Bald Eagle at Conowingo Dam (Maryland) in 2010.
Bald Eagle at Conowingo Dam (Maryland) in 2010.

It seems the Militia Hill Hawk watchers that gather at Fort Washington State Park are having an exciting year.

This year’s migration is proving the best year ever. By September 23, more than 20,000 birds of prey flew over the park in the annual migration southward. Ninety-six Bald Eagles were among the travelers.

For the first  few days of this past week, it was rainy and cloudy outside. Rain systems bring winds from the South blowing northward. This is not good south-going, migration weather.  The birds will wait for clear skies and wind blowing from the north to the south to resume their journeys.

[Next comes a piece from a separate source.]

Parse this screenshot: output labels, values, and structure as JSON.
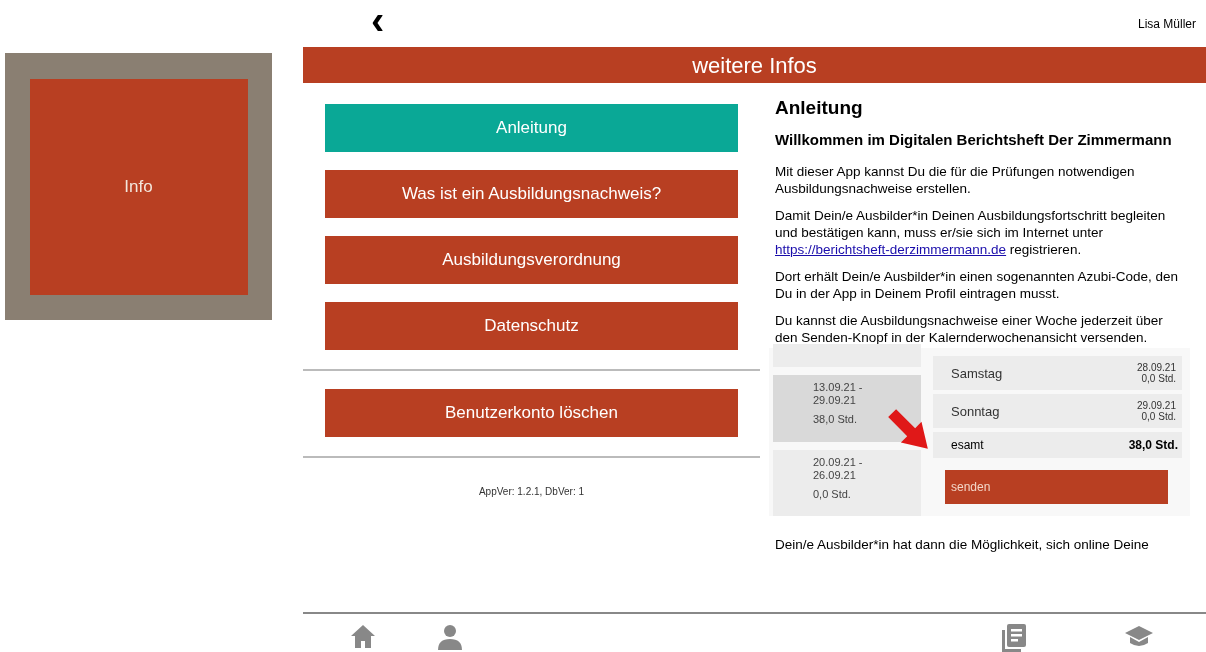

On a clear day thermals (columns of warm air) rise up from the ground (including roads and parking lots). Raptors which migrate during the day, can coast on the columns of warm air for miles without flapping their wings. Songbirds tend to migrate at night when there are no thermals.

cumulus clouds
cumulus clouds

As fascinating thing about thermals – they can often have a cumulus cloud sitting above them. Wikipedia has a good illustration of this phenomena. On the next clear day I will be looking for a line of cumulus clouds pointing the way south. I guess there will be raptors riding the thermals beneath the cumulus clouds. Earth is just too cool.

With rough weather, migrating raptors will head west toward the Appalachian mountains and continue southward.

This past week has been the first time I have been able to get out and migration-watch. The last several weeks with school starting have been tiring and busy.

Migration will last a few more weeks. The Militia Hill Hawk Watch lasts from September 1st through October 31st. We still have a little time left to enjoy the spectacle.